Dr. B. R. Ambedkar’s photo looks down from the walls of Savita Devi’s mud house in Checharia village in Jharkhand. “Babasaheb has given us [voting rights], that's why we are voting,” says Savita.
Savita owns one bigha (0.75 acres) of land on which she cultivates paddy and maize during the kharif season and wheat, chana and oilseeds during the rabi season. She thought she would work the land in her backyard to grow vegetables. “But for two years, there has been no water.” The consecutive years of drought have pushed her family into debt.
The thirty-two-year-old Savita lives with her four children in this village in Palamu district; her husband, Pramod Ram, 37, works as a migrant labourer, 2,000 kilometres away in Bengaluru. “The government is not giving us jobs,” says the Dalit daily wage labourer. “There is barely enough to feed the children.”

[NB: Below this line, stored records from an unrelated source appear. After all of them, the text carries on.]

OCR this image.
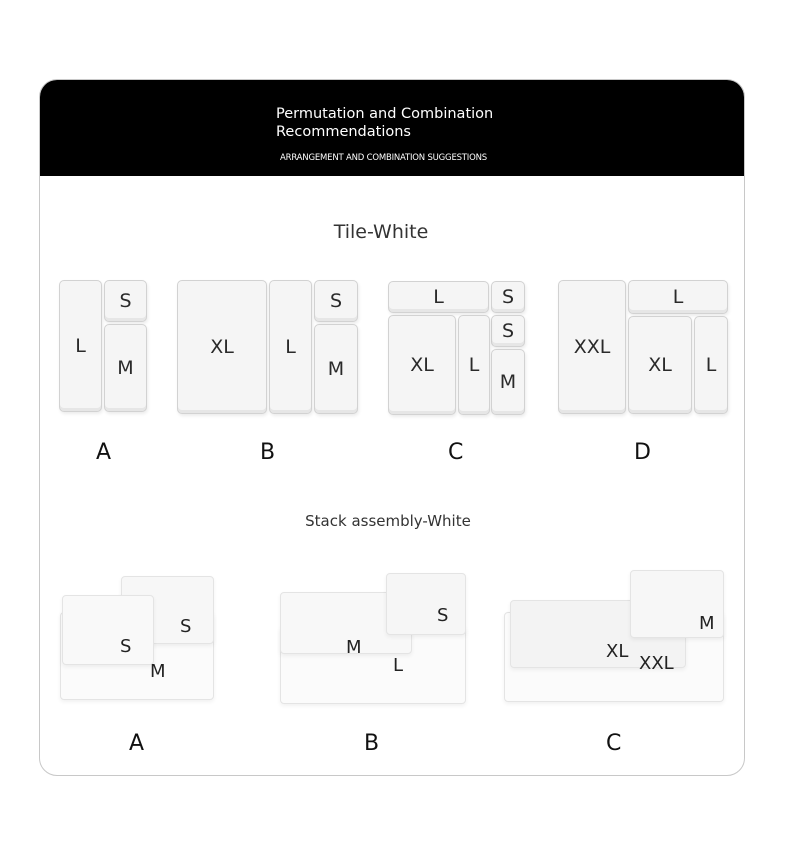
Permutation and Combination
Recommendations
ARRANGEMENT AND COMBINATION SUGGESTIONS
Tile-White
L
S
M
A
XL	L
S
M
B
L	S
S
XL	L
M
C
XXL
L
XL	L
D
Stack assembly-White
S
S
M
A
S
M
L
B
M
XL
XXL
C
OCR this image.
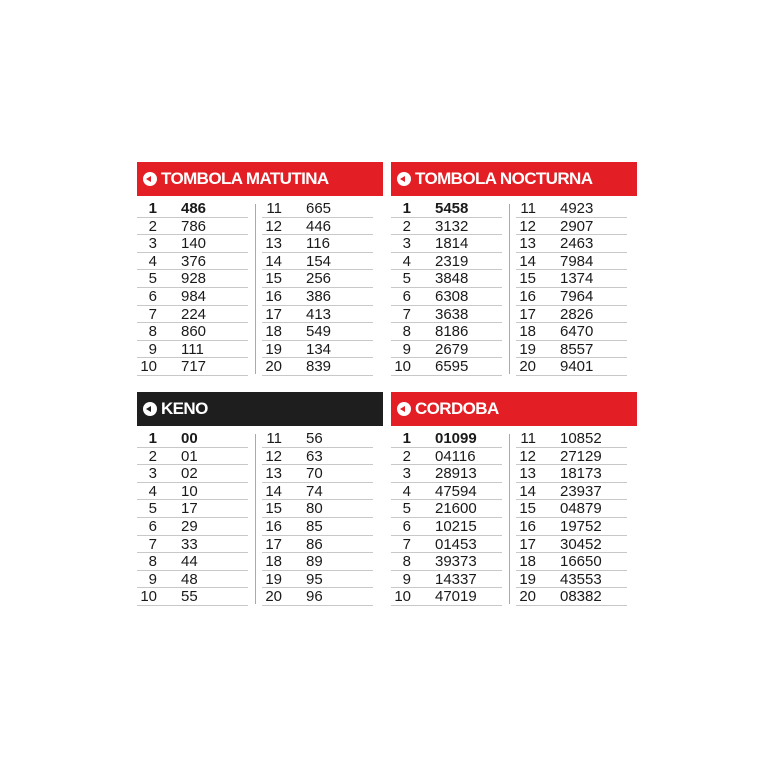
TOMBOLA MATUTINA
1 486
2 786
3 140
4 376
5 928
6 984
7 224
8 860
9 111
10 717
11 665
12 446
13 116
14 154
15 256
16 386
17 413
18 549
19 134
20 839
TOMBOLA NOCTURNA
1 5458
2 3132
3 1814
4 2319
5 3848
6 6308
7 3638
8 8186
9 2679
10 6595
11 4923
12 2907
13 2463
14 7984
15 1374
16 7964
17 2826
18 6470
19 8557
20 9401
KENO
1 00
2 01
3 02
4 10
5 17
6 29
7 33
8 44
9 48
10 55
11 56
12 63
13 70
14 74
15 80
16 85
17 86
18 89
19 95
20 96
CORDOBA
1 01099
2 04116
3 28913
4 47594
5 21600
6 10215
7 01453
8 39373
9 14337
10 47019
11 10852
12 27129
13 18173
14 23937
15 04879
16 19752
17 30452
18 16650
19 43553
20 08382
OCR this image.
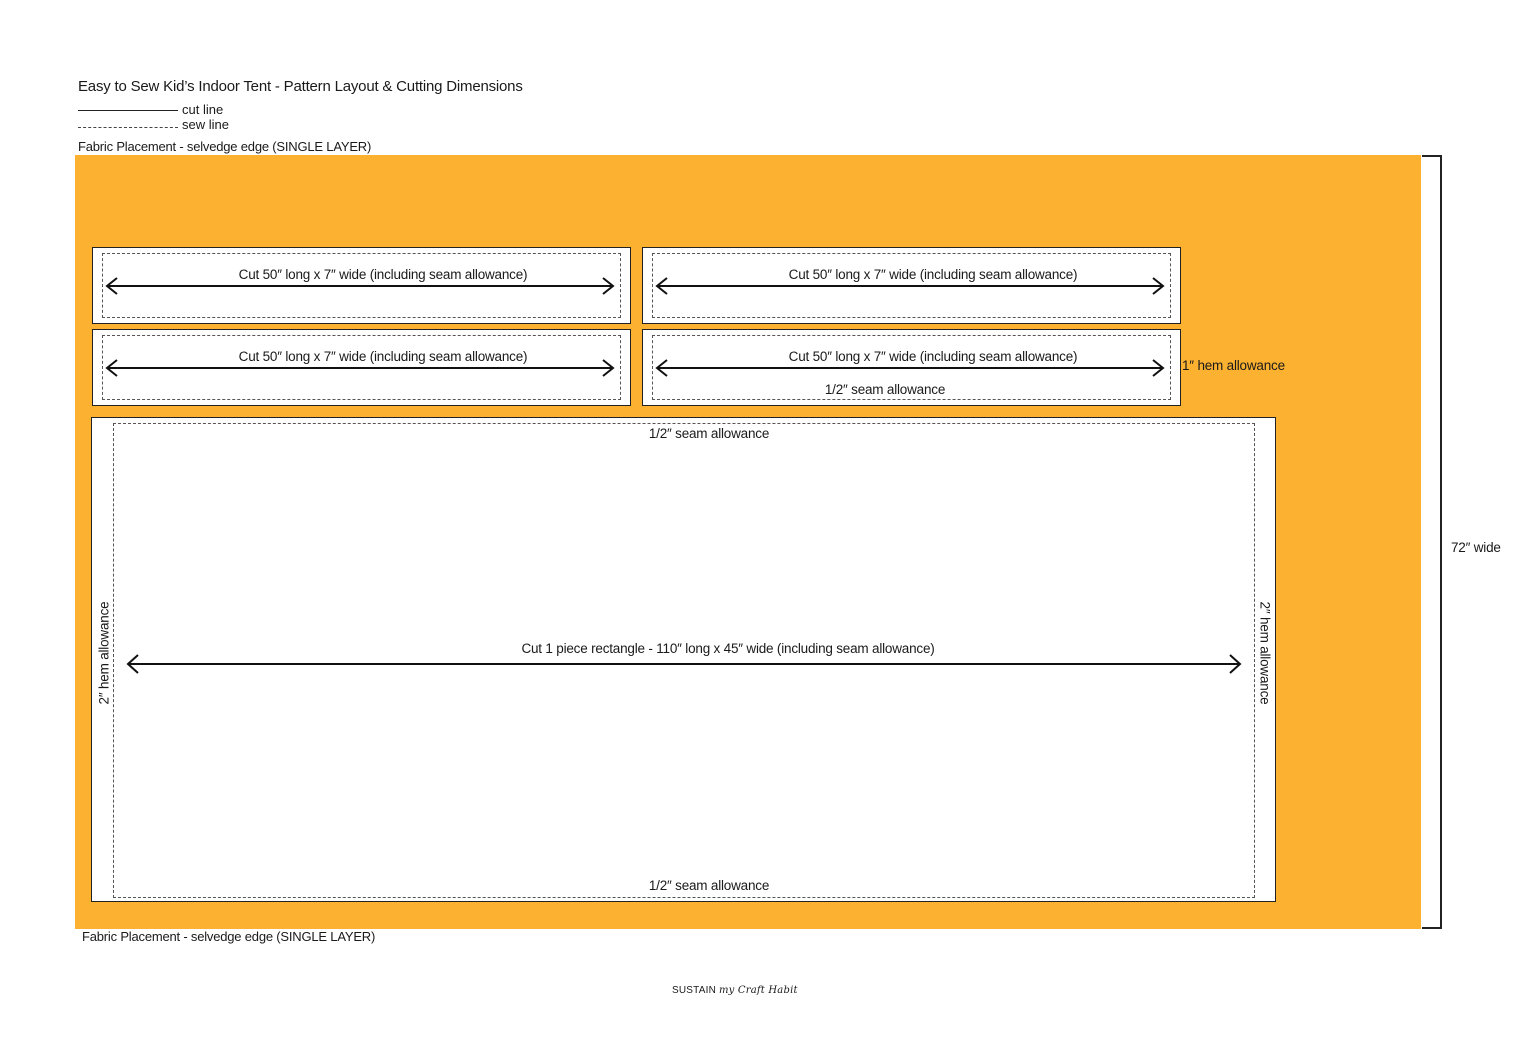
Easy to Sew Kid’s Indoor Tent - Pattern Layout & Cutting Dimensions
cut line
sew line
Fabric Placement - selvedge edge (SINGLE LAYER)
Cut 50″ long x 7″ wide (including seam allowance)	Cut 50″ long x 7″ wide (including seam allowance)
Cut 50″ long x 7″ wide (including seam allowance)	Cut 50″ long x 7″ wide (including seam allowance)
1/2″ seam allowance
1″ hem allowance
1/2″ seam allowance
1/2″ seam allowance
Cut 1 piece rectangle - 110″ long x 45″ wide (including seam allowance)
2″ hem allowance	2″ hem allowance
Fabric Placement - selvedge edge (SINGLE LAYER)
72″ wide
SUSTAIN my Craft Habit
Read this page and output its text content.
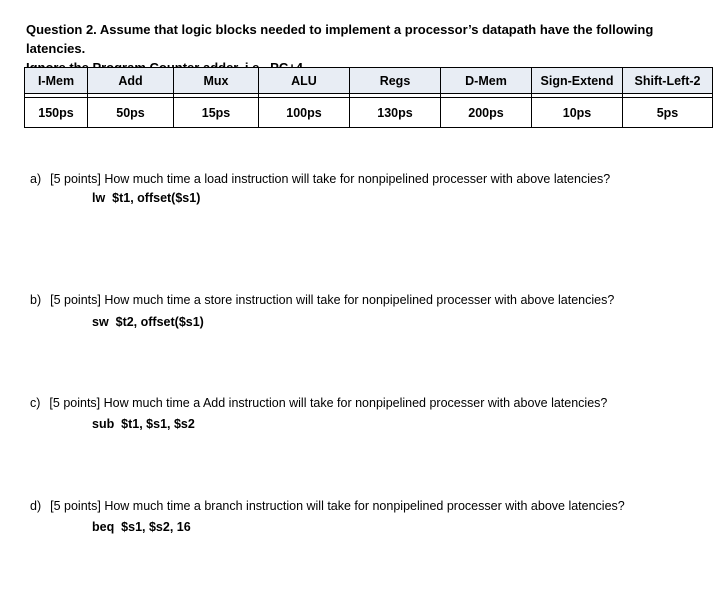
Question 2. Assume that logic blocks needed to implement a processor’s datapath have the following latencies.

I-Mem	Add	Mux	ALU	Regs	D-Mem	Sign-Extend	Shift-Left-2

150ps	50ps	15ps	100ps	130ps	200ps	10ps	5ps

a) [5 points] How much time a load instruction will take for nonpipelined processer with above latencies?

lw  $t1, offset($s1)

b) [5 points] How much time a store instruction will take for nonpipelined processer with above latencies?

sw  $t2, offset($s1)

c) [5 points] How much time a Add instruction will take for nonpipelined processer with above latencies?

sub  $t1, $s1, $s2

d) [5 points] How much time a branch instruction will take for nonpipelined processer with above latencies?

beq  $s1, $s2, 16
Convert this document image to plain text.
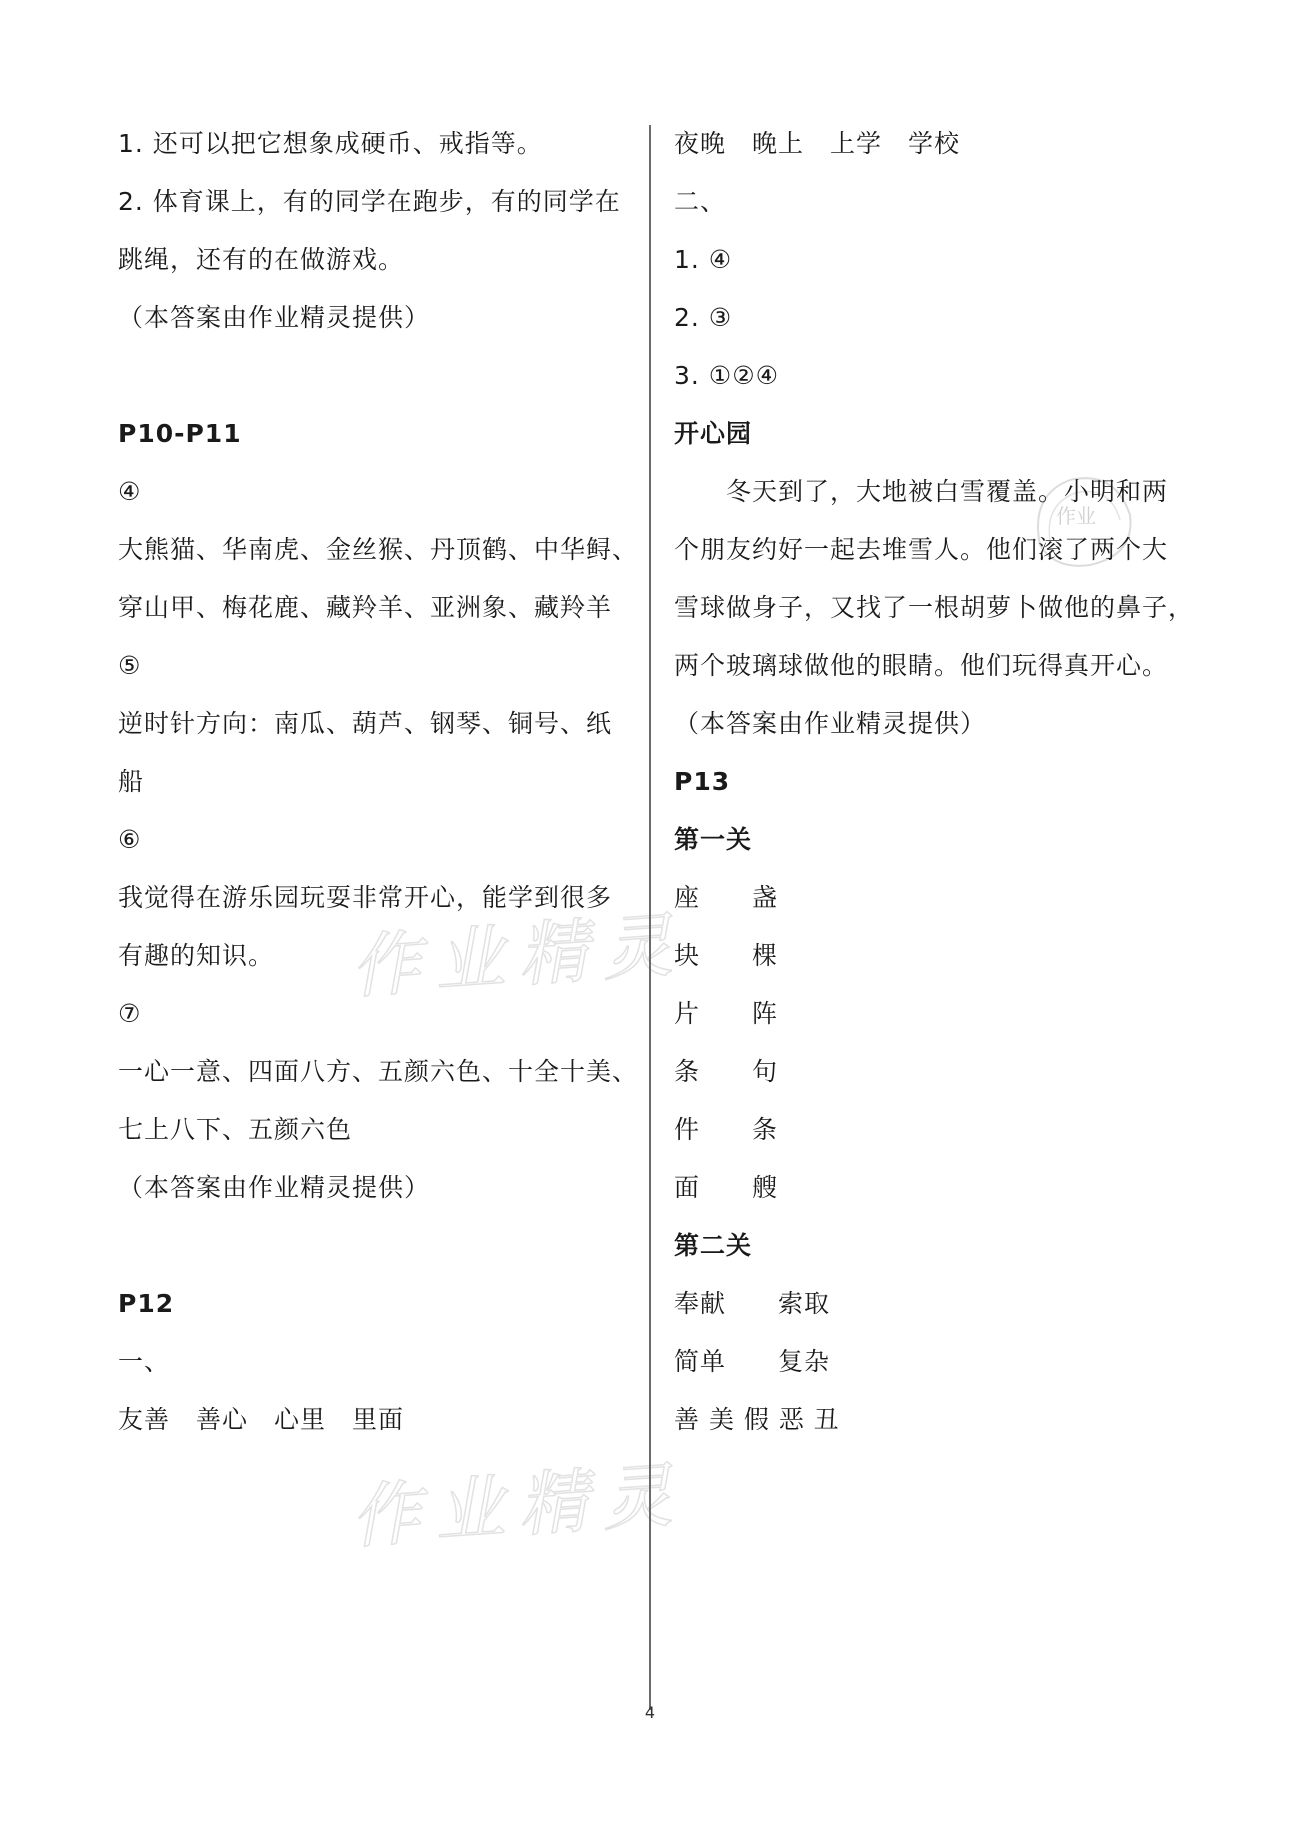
作业精灵
作业精灵
作业
1. 还可以把它想象成硬币、戒指等。
2. 体育课上，有的同学在跑步，有的同学在
跳绳，还有的在做游戏。
（本答案由作业精灵提供）
P10-P11
④
大熊猫、华南虎、金丝猴、丹顶鹤、中华鲟、
穿山甲、梅花鹿、藏羚羊、亚洲象、藏羚羊
⑤
逆时针方向：南瓜、葫芦、钢琴、铜号、纸
船
⑥
我觉得在游乐园玩耍非常开心，能学到很多
有趣的知识。
⑦
一心一意、四面八方、五颜六色、十全十美、
七上八下、五颜六色
（本答案由作业精灵提供）
P12
一、
友善　善心　心里　里面
夜晚　晚上　上学　学校
二、
1. ④
2. ③
3. ①②④
开心园
冬天到了，大地被白雪覆盖。小明和两
个朋友约好一起去堆雪人。他们滚了两个大
雪球做身子，又找了一根胡萝卜做他的鼻子，
两个玻璃球做他的眼睛。他们玩得真开心。
（本答案由作业精灵提供）
P13
第一关
座　　盏
块　　棵
片　　阵
条　　句
件　　条
面　　艘
第二关
奉献　　索取
简单　　复杂
善 美 假 恶 丑
4
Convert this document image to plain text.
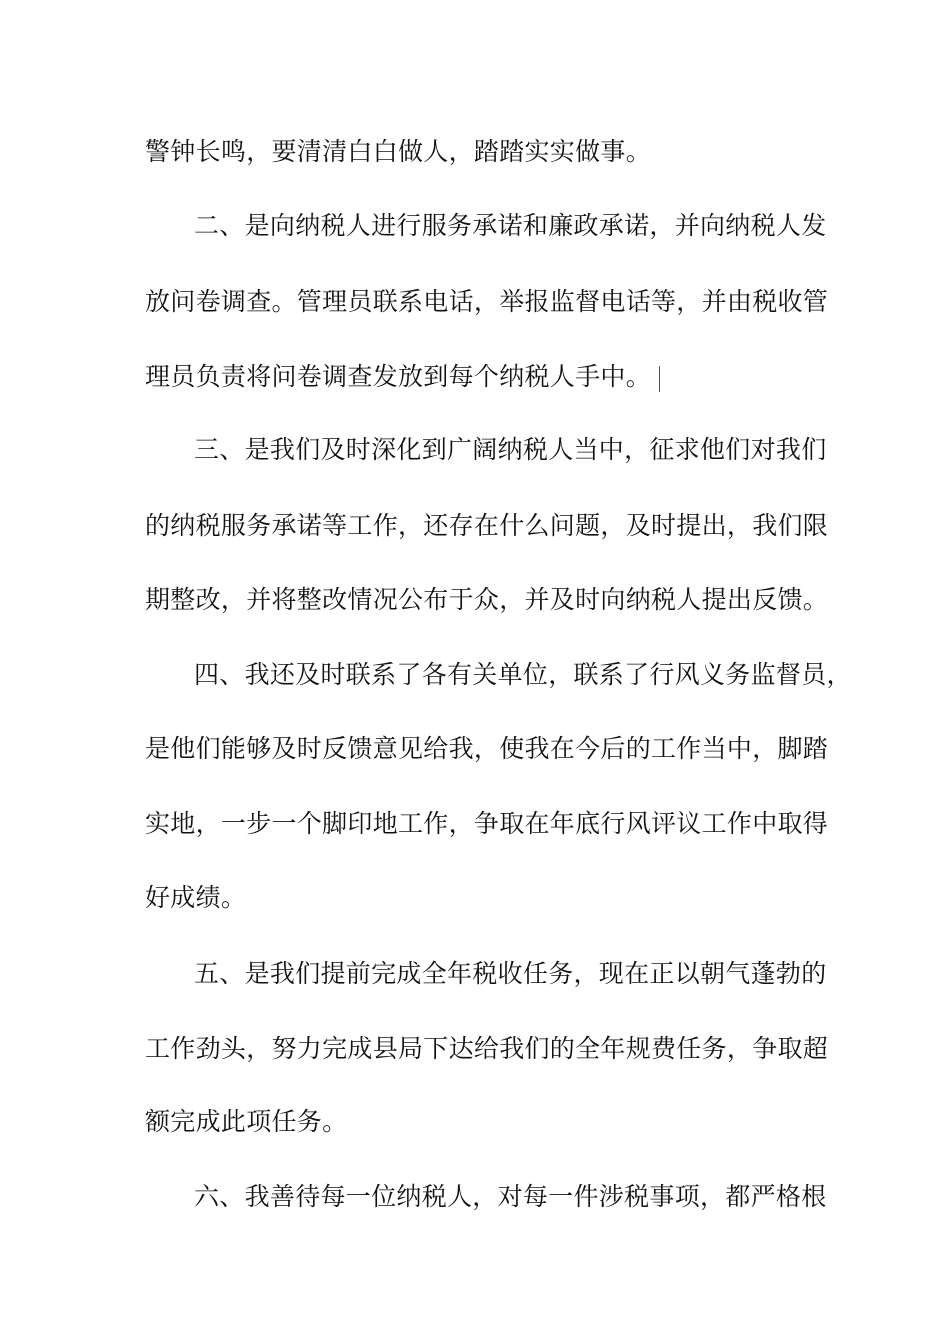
警钟长鸣，要清清白白做人，踏踏实实做事。
二、是向纳税人进行服务承诺和廉政承诺，并向纳税人发
放问卷调查。管理员联系电话，举报监督电话等，并由税收管
理员负责将问卷调查发放到每个纳税人手中。
三、是我们及时深化到广阔纳税人当中，征求他们对我们
的纳税服务承诺等工作，还存在什么问题，及时提出，我们限
期整改，并将整改情况公布于众，并及时向纳税人提出反馈。
四、我还及时联系了各有关单位，联系了行风义务监督员，
是他们能够及时反馈意见给我，使我在今后的工作当中，脚踏
实地，一步一个脚印地工作，争取在年底行风评议工作中取得
好成绩。
五、是我们提前完成全年税收任务，现在正以朝气蓬勃的
工作劲头，努力完成县局下达给我们的全年规费任务，争取超
额完成此项任务。
六、我善待每一位纳税人，对每一件涉税事项，都严格根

Working on construction sites, Pramod earns around Rs. 10,000-12,000 a month. Sometimes he works as a truck driver, but that option is not available through the year. “If the men sit at home for four months, we have to start begging. What can we do [but migrate]?” asks Savita.
Most men in Checharia, a village of 960 residents (Census 2011), leave in search of work as “there are no job opportunities here. If there were jobs, why would people go outside?” points out Surpati Devi, Savita’s 60-year-old mother-in-law.